Live PTO simply means the power take-off shaft continues to spin even when you push in the clutch, whereas a non live PTO will stop when the clutch is pushed in. If you get a tractor without live PTO, be sure to install an over ride clutch (ORC) on your PTO shaft before even thinking about hooking up a rotary mower.

Hydraulics is a good thing to have. It adds to the versatility of the tractor. Again, live means it will keep operating when you push in the clutch.

My H has neither live hydraulics nor live PTO and I survive just fine. I had to add a 3-point hitch to it as well as a ORC, but that was easy enough.

Gas or diesel is a long running debate. Oklahoma can get pretty cold when a blue norther blows in. Diesels can be hard to start when it gets cold. I prefer working on a carburetor over trying to figure out a fuel injection system. But I do envy the pure grunt torque and better fuel efficiency of a diesel. Each has its benefits and drawbacks.

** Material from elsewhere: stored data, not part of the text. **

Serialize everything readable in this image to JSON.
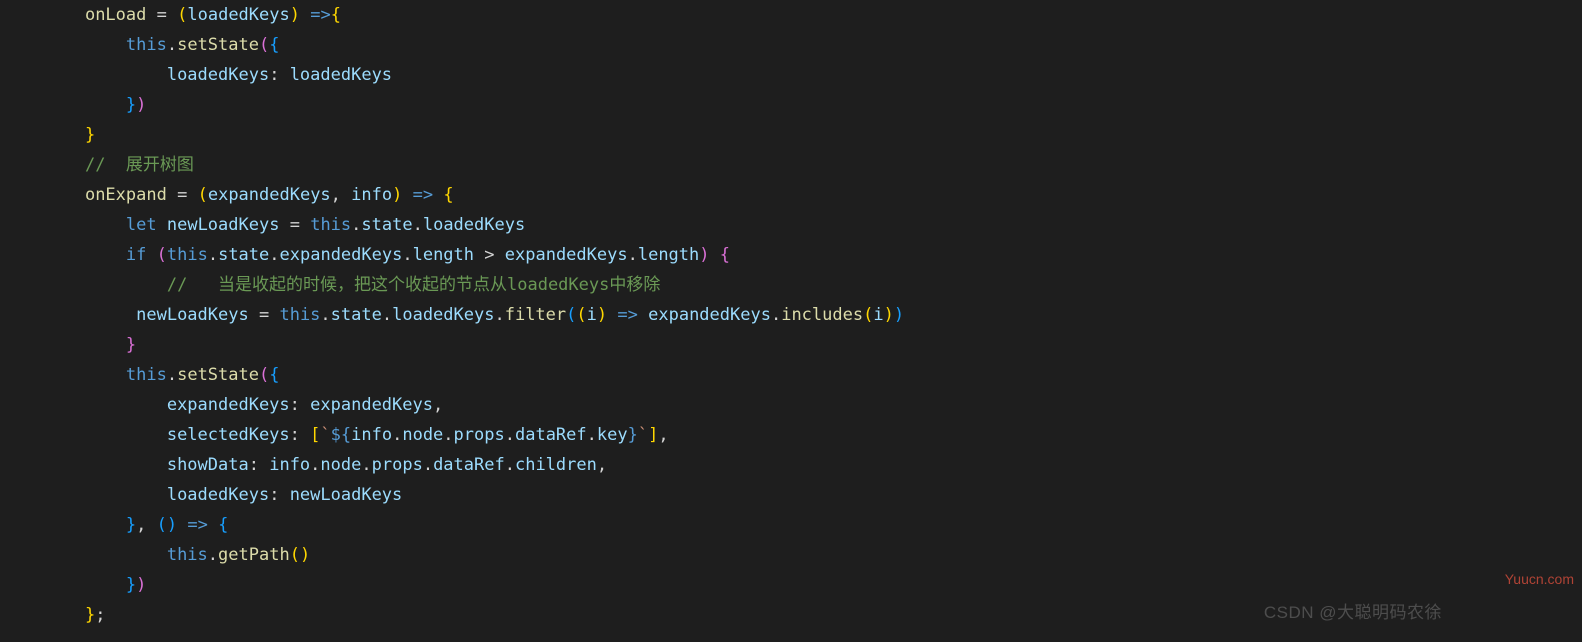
{
  "lines": [
    {
      "indent": "    ",
      "tokens": [
        {
          "t": "onLoad",
          "c": "tk-fn"
        },
        {
          "t": " "
        },
        {
          "t": "=",
          "c": "tk-op"
        },
        {
          "t": " "
        },
        {
          "t": "(",
          "c": "tk-brace-y"
        },
        {
          "t": "loadedKeys",
          "c": "tk-var"
        },
        {
          "t": ")",
          "c": "tk-brace-y"
        },
        {
          "t": " "
        },
        {
          "t": "=>",
          "c": "tk-kw"
        },
        {
          "t": "{",
          "c": "tk-brace-y"
        }
      ]
    },
    {
      "indent": "        ",
      "tokens": [
        {
          "t": "this",
          "c": "tk-this"
        },
        {
          "t": ".",
          "c": "tk-punc"
        },
        {
          "t": "setState",
          "c": "tk-fn"
        },
        {
          "t": "(",
          "c": "tk-brace-p"
        },
        {
          "t": "{",
          "c": "tk-brace-b"
        }
      ]
    },
    {
      "indent": "            ",
      "tokens": [
        {
          "t": "loadedKeys",
          "c": "tk-prop"
        },
        {
          "t": ":",
          "c": "tk-punc"
        },
        {
          "t": " "
        },
        {
          "t": "loadedKeys",
          "c": "tk-var"
        }
      ]
    },
    {
      "indent": "        ",
      "tokens": [
        {
          "t": "}",
          "c": "tk-brace-b"
        },
        {
          "t": ")",
          "c": "tk-brace-p"
        }
      ]
    },
    {
      "indent": "    ",
      "tokens": [
        {
          "t": "}",
          "c": "tk-brace-y"
        }
      ]
    },
    {
      "indent": "    ",
      "tokens": [
        {
          "t": "//  展开树图",
          "c": "tk-comment"
        }
      ]
    },
    {
      "indent": "    ",
      "tokens": [
        {
          "t": "onExpand",
          "c": "tk-fn"
        },
        {
          "t": " "
        },
        {
          "t": "=",
          "c": "tk-op"
        },
        {
          "t": " "
        },
        {
          "t": "(",
          "c": "tk-brace-y"
        },
        {
          "t": "expandedKeys",
          "c": "tk-var"
        },
        {
          "t": ", ",
          "c": "tk-punc"
        },
        {
          "t": "info",
          "c": "tk-var"
        },
        {
          "t": ")",
          "c": "tk-brace-y"
        },
        {
          "t": " "
        },
        {
          "t": "=>",
          "c": "tk-kw"
        },
        {
          "t": " "
        },
        {
          "t": "{",
          "c": "tk-brace-y"
        }
      ]
    },
    {
      "indent": "        ",
      "tokens": [
        {
          "t": "let",
          "c": "tk-kw"
        },
        {
          "t": " "
        },
        {
          "t": "newLoadKeys",
          "c": "tk-var"
        },
        {
          "t": " "
        },
        {
          "t": "=",
          "c": "tk-op"
        },
        {
          "t": " "
        },
        {
          "t": "this",
          "c": "tk-this"
        },
        {
          "t": ".",
          "c": "tk-punc"
        },
        {
          "t": "state",
          "c": "tk-prop"
        },
        {
          "t": ".",
          "c": "tk-punc"
        },
        {
          "t": "loadedKeys",
          "c": "tk-prop"
        }
      ]
    },
    {
      "indent": "        ",
      "tokens": [
        {
          "t": "if",
          "c": "tk-kw"
        },
        {
          "t": " "
        },
        {
          "t": "(",
          "c": "tk-brace-p"
        },
        {
          "t": "this",
          "c": "tk-this"
        },
        {
          "t": ".",
          "c": "tk-punc"
        },
        {
          "t": "state",
          "c": "tk-prop"
        },
        {
          "t": ".",
          "c": "tk-punc"
        },
        {
          "t": "expandedKeys",
          "c": "tk-prop"
        },
        {
          "t": ".",
          "c": "tk-punc"
        },
        {
          "t": "length",
          "c": "tk-prop"
        },
        {
          "t": " "
        },
        {
          "t": ">",
          "c": "tk-op"
        },
        {
          "t": " "
        },
        {
          "t": "expandedKeys",
          "c": "tk-var"
        },
        {
          "t": ".",
          "c": "tk-punc"
        },
        {
          "t": "length",
          "c": "tk-prop"
        },
        {
          "t": ")",
          "c": "tk-brace-p"
        },
        {
          "t": " "
        },
        {
          "t": "{",
          "c": "tk-brace-p"
        }
      ]
    },
    {
      "indent": "            ",
      "tokens": [
        {
          "t": "//   当是收起的时候，把这个收起的节点从loadedKeys中移除",
          "c": "tk-comment"
        }
      ]
    },
    {
      "indent": "         ",
      "tokens": [
        {
          "t": "newLoadKeys",
          "c": "tk-var"
        },
        {
          "t": " "
        },
        {
          "t": "=",
          "c": "tk-op"
        },
        {
          "t": " "
        },
        {
          "t": "this",
          "c": "tk-this"
        },
        {
          "t": ".",
          "c": "tk-punc"
        },
        {
          "t": "state",
          "c": "tk-prop"
        },
        {
          "t": ".",
          "c": "tk-punc"
        },
        {
          "t": "loadedKeys",
          "c": "tk-prop"
        },
        {
          "t": ".",
          "c": "tk-punc"
        },
        {
          "t": "filter",
          "c": "tk-fn"
        },
        {
          "t": "(",
          "c": "tk-brace-b"
        },
        {
          "t": "(",
          "c": "tk-brace-y"
        },
        {
          "t": "i",
          "c": "tk-var"
        },
        {
          "t": ")",
          "c": "tk-brace-y"
        },
        {
          "t": " "
        },
        {
          "t": "=>",
          "c": "tk-kw"
        },
        {
          "t": " "
        },
        {
          "t": "expandedKeys",
          "c": "tk-var"
        },
        {
          "t": ".",
          "c": "tk-punc"
        },
        {
          "t": "includes",
          "c": "tk-fn"
        },
        {
          "t": "(",
          "c": "tk-brace-y"
        },
        {
          "t": "i",
          "c": "tk-var"
        },
        {
          "t": ")",
          "c": "tk-brace-y"
        },
        {
          "t": ")",
          "c": "tk-brace-b"
        }
      ]
    },
    {
      "indent": "        ",
      "tokens": [
        {
          "t": "}",
          "c": "tk-brace-p"
        }
      ]
    },
    {
      "indent": "        ",
      "tokens": [
        {
          "t": "this",
          "c": "tk-this"
        },
        {
          "t": ".",
          "c": "tk-punc"
        },
        {
          "t": "setState",
          "c": "tk-fn"
        },
        {
          "t": "(",
          "c": "tk-brace-p"
        },
        {
          "t": "{",
          "c": "tk-brace-b"
        }
      ]
    },
    {
      "indent": "            ",
      "tokens": [
        {
          "t": "expandedKeys",
          "c": "tk-prop"
        },
        {
          "t": ":",
          "c": "tk-punc"
        },
        {
          "t": " "
        },
        {
          "t": "expandedKeys",
          "c": "tk-var"
        },
        {
          "t": ",",
          "c": "tk-punc"
        }
      ]
    },
    {
      "indent": "            ",
      "tokens": [
        {
          "t": "selectedKeys",
          "c": "tk-prop"
        },
        {
          "t": ":",
          "c": "tk-punc"
        },
        {
          "t": " "
        },
        {
          "t": "[",
          "c": "tk-brace-y"
        },
        {
          "t": "`",
          "c": "tk-str"
        },
        {
          "t": "${",
          "c": "tk-kw"
        },
        {
          "t": "info",
          "c": "tk-var"
        },
        {
          "t": ".",
          "c": "tk-punc"
        },
        {
          "t": "node",
          "c": "tk-prop"
        },
        {
          "t": ".",
          "c": "tk-punc"
        },
        {
          "t": "props",
          "c": "tk-prop"
        },
        {
          "t": ".",
          "c": "tk-punc"
        },
        {
          "t": "dataRef",
          "c": "tk-prop"
        },
        {
          "t": ".",
          "c": "tk-punc"
        },
        {
          "t": "key",
          "c": "tk-prop"
        },
        {
          "t": "}",
          "c": "tk-kw"
        },
        {
          "t": "`",
          "c": "tk-str"
        },
        {
          "t": "]",
          "c": "tk-brace-y"
        },
        {
          "t": ",",
          "c": "tk-punc"
        }
      ]
    },
    {
      "indent": "            ",
      "tokens": [
        {
          "t": "showData",
          "c": "tk-prop"
        },
        {
          "t": ":",
          "c": "tk-punc"
        },
        {
          "t": " "
        },
        {
          "t": "info",
          "c": "tk-var"
        },
        {
          "t": ".",
          "c": "tk-punc"
        },
        {
          "t": "node",
          "c": "tk-prop"
        },
        {
          "t": ".",
          "c": "tk-punc"
        },
        {
          "t": "props",
          "c": "tk-prop"
        },
        {
          "t": ".",
          "c": "tk-punc"
        },
        {
          "t": "dataRef",
          "c": "tk-prop"
        },
        {
          "t": ".",
          "c": "tk-punc"
        },
        {
          "t": "children",
          "c": "tk-prop"
        },
        {
          "t": ",",
          "c": "tk-punc"
        }
      ]
    },
    {
      "indent": "            ",
      "tokens": [
        {
          "t": "loadedKeys",
          "c": "tk-prop"
        },
        {
          "t": ":",
          "c": "tk-punc"
        },
        {
          "t": " "
        },
        {
          "t": "newLoadKeys",
          "c": "tk-var"
        }
      ]
    },
    {
      "indent": "        ",
      "tokens": [
        {
          "t": "}",
          "c": "tk-brace-b"
        },
        {
          "t": ", ",
          "c": "tk-punc"
        },
        {
          "t": "(",
          "c": "tk-brace-b"
        },
        {
          "t": ")",
          "c": "tk-brace-b"
        },
        {
          "t": " "
        },
        {
          "t": "=>",
          "c": "tk-kw"
        },
        {
          "t": " "
        },
        {
          "t": "{",
          "c": "tk-brace-b"
        }
      ]
    },
    {
      "indent": "            ",
      "tokens": [
        {
          "t": "this",
          "c": "tk-this"
        },
        {
          "t": ".",
          "c": "tk-punc"
        },
        {
          "t": "getPath",
          "c": "tk-fn"
        },
        {
          "t": "(",
          "c": "tk-brace-y"
        },
        {
          "t": ")",
          "c": "tk-brace-y"
        }
      ]
    },
    {
      "indent": "        ",
      "tokens": [
        {
          "t": "}",
          "c": "tk-brace-b"
        },
        {
          "t": ")",
          "c": "tk-brace-p"
        }
      ]
    },
    {
      "indent": "    ",
      "tokens": [
        {
          "t": "}",
          "c": "tk-brace-y"
        },
        {
          "t": ";",
          "c": "tk-punc"
        }
      ]
    }
  ],
  "watermark_bottom": "CSDN @大聪明码农徐",
  "watermark_right": "Yuucn.com"
}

Most of Oklahoma is rather flat. But if you're in the Ouachita or Ozark region, or if there are gullies and washes on the property, you may prefer a wide front tractor. Some may argue a narrow front is just as safe in hilly terrain, but speaking from experience, you'll feel safer on a side hill with a wide front.

That's my $.02 on the subject. I'm sure many others will chime in.
 
If you will ever run a baler (or snow blower) you want live or independent pto.

Live hydraulics is really really nice.

Mowing 90 acres of old pasture is actually a pretty big job.

I'd want a bigger tractor, somewhere in the mid 1950s they started adding the features you want.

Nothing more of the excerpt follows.